When lenders first accept a home loan application there is a fair amount of paperwork exchanged. Beyond the loan application and supporting documents such as tax returns and paycheck stubs, multiple disclosures are provided to the borrower explaining various parts of the loan process. One such part is whether the lender intends to sell the loan and provide historical information how many loans have been sold. This document is titled the Mortgage Servicing Disclosure Statement and there are different boxes to be checked stating the lender has sold 0-25%, or 25-50% or even 100%. Most conventional mortgages will show that most all loans generated are sold. Loans that aren’t sold fall into the “portfolio” category, so-called because the issuing lender does not intend to sell the loan but keep it in-house, or in its portfolio.

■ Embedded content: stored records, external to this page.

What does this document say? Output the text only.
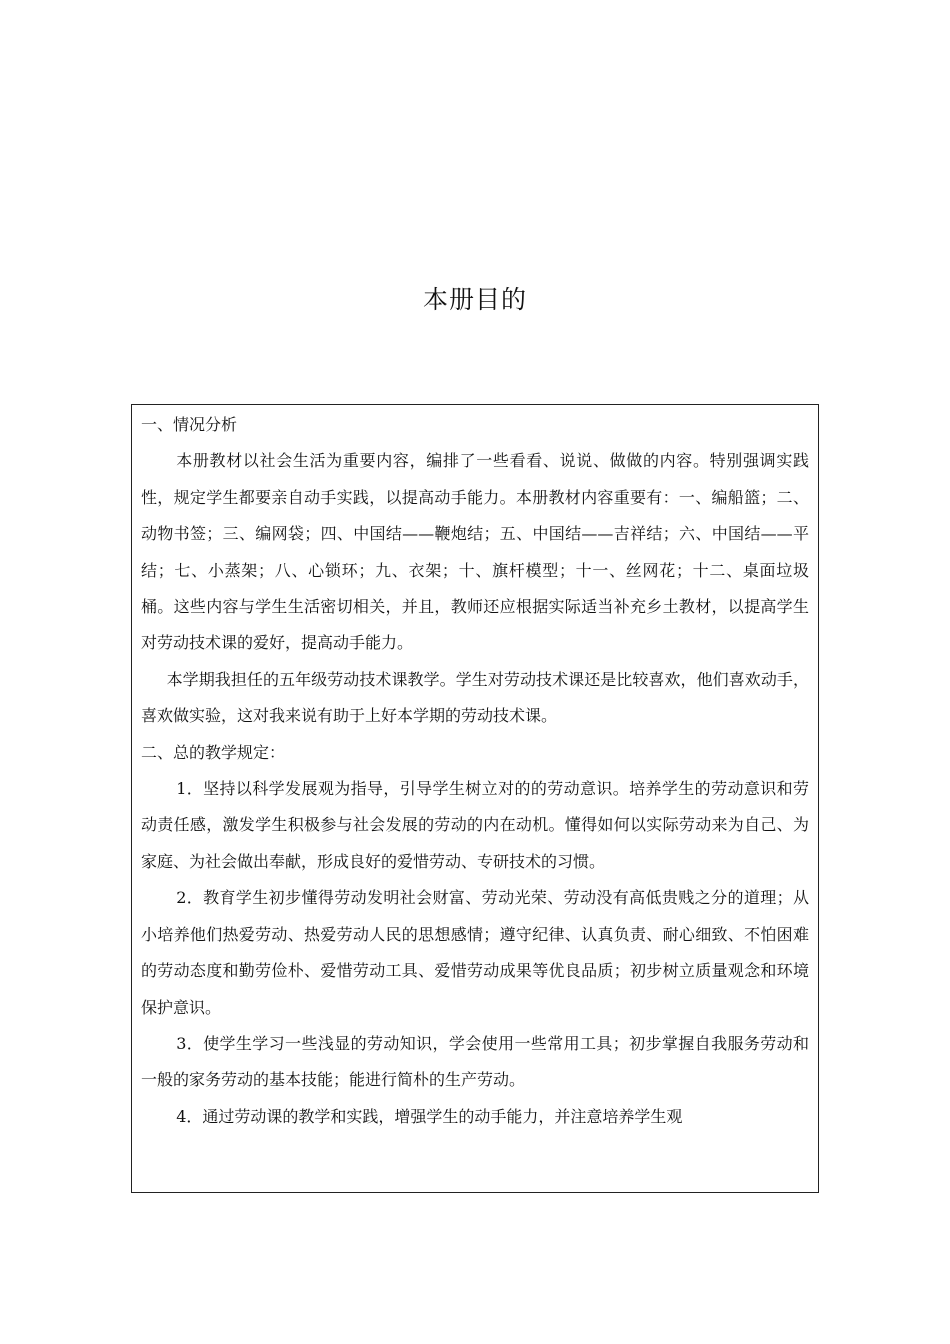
本册目的

一、情况分析

本册教材以社会生活为重要内容，编排了一些看看、说说、做做的内容。特别强调实践性，规定学生都要亲自动手实践，以提高动手能力。本册教材内容重要有：一、编船篮；二、动物书签；三、编网袋；四、中国结——鞭炮结；五、中国结——吉祥结；六、中国结——平结；七、小蒸架；八、心锁环；九、衣架；十、旗杆模型；十一、丝网花；十二、桌面垃圾桶。这些内容与学生生活密切相关，并且，教师还应根据实际适当补充乡土教材，以提高学生对劳动技术课的爱好，提高动手能力。

本学期我担任的五年级劳动技术课教学。学生对劳动技术课还是比较喜欢，他们喜欢动手，喜欢做实验，这对我来说有助于上好本学期的劳动技术课。

二、总的教学规定：

1．坚持以科学发展观为指导，引导学生树立对的的劳动意识。培养学生的劳动意识和劳动责任感，激发学生积极参与社会发展的劳动的内在动机。懂得如何以实际劳动来为自己、为家庭、为社会做出奉献，形成良好的爱惜劳动、专研技术的习惯。

2．教育学生初步懂得劳动发明社会财富、劳动光荣、劳动没有高低贵贱之分的道理；从小培养他们热爱劳动、热爱劳动人民的思想感情；遵守纪律、认真负责、耐心细致、不怕困难的劳动态度和勤劳俭朴、爱惜劳动工具、爱惜劳动成果等优良品质；初步树立质量观念和环境保护意识。

3．使学生学习一些浅显的劳动知识，学会使用一些常用工具；初步掌握自我服务劳动和一般的家务劳动的基本技能；能进行简朴的生产劳动。

4．通过劳动课的教学和实践，增强学生的动手能力，并注意培养学生观
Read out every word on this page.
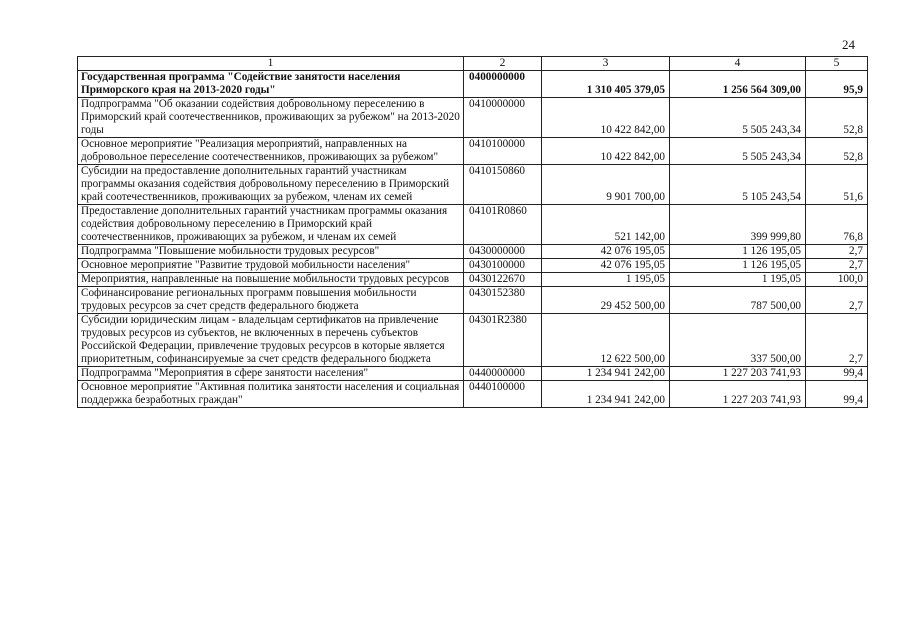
24
1	2	3	4	5
Государственная программа "Содействие занятости населения Приморского края на 2013-2020 годы"	0400000000	1 310 405 379,05	1 256 564 309,00	95,9
Подпрограмма "Об оказании содействия добровольному переселению в Приморский край соотечественников, проживающих за рубежом" на 2013-2020 годы	0410000000	10 422 842,00	5 505 243,34	52,8
Основное мероприятие "Реализация мероприятий, направленных на добровольное переселение соотечественников, проживающих за рубежом"	0410100000	10 422 842,00	5 505 243,34	52,8
Субсидии на предоставление дополнительных гарантий участникам программы оказания содействия добровольному переселению в Приморский край соотечественников, проживающих за рубежом, членам их семей	0410150860	9 901 700,00	5 105 243,54	51,6
Предоставление дополнительных гарантий участникам программы оказания содействия добровольному переселению в Приморский край соотечественников, проживающих за рубежом, и членам их семей	04101R0860	521 142,00	399 999,80	76,8
Подпрограмма "Повышение мобильности трудовых ресурсов"	0430000000	42 076 195,05	1 126 195,05	2,7
Основное мероприятие "Развитие трудовой мобильности населения"	0430100000	42 076 195,05	1 126 195,05	2,7
Мероприятия, направленные на повышение мобильности трудовых ресурсов	0430122670	1 195,05	1 195,05	100,0
Софинансирование региональных программ повышения мобильности трудовых ресурсов за счет средств федерального бюджета	0430152380	29 452 500,00	787 500,00	2,7
Субсидии юридическим лицам - владельцам сертификатов на привлечение трудовых ресурсов из субъектов, не включенных в перечень субъектов Российской Федерации, привлечение трудовых ресурсов в которые является приоритетным, софинансируемые за счет средств федерального бюджета	04301R2380	12 622 500,00	337 500,00	2,7
Подпрограмма "Мероприятия в сфере занятости населения"	0440000000	1 234 941 242,00	1 227 203 741,93	99,4
Основное мероприятие "Активная политика занятости населения и социальная поддержка безработных граждан"	0440100000	1 234 941 242,00	1 227 203 741,93	99,4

Selling a loan doesn’t affect the homeowner whatsoever, other than the monthly payments will likely be sent to a new servicer. Nothing in the loan changes and the party that buys the mortgage cannot change any aspect of the note. The terms are still hard-wired into the note, the only difference is where the monthly payments go to each month. So, when someone receives a “goodbye” letter, it just means someone else bought the outstanding mortgage.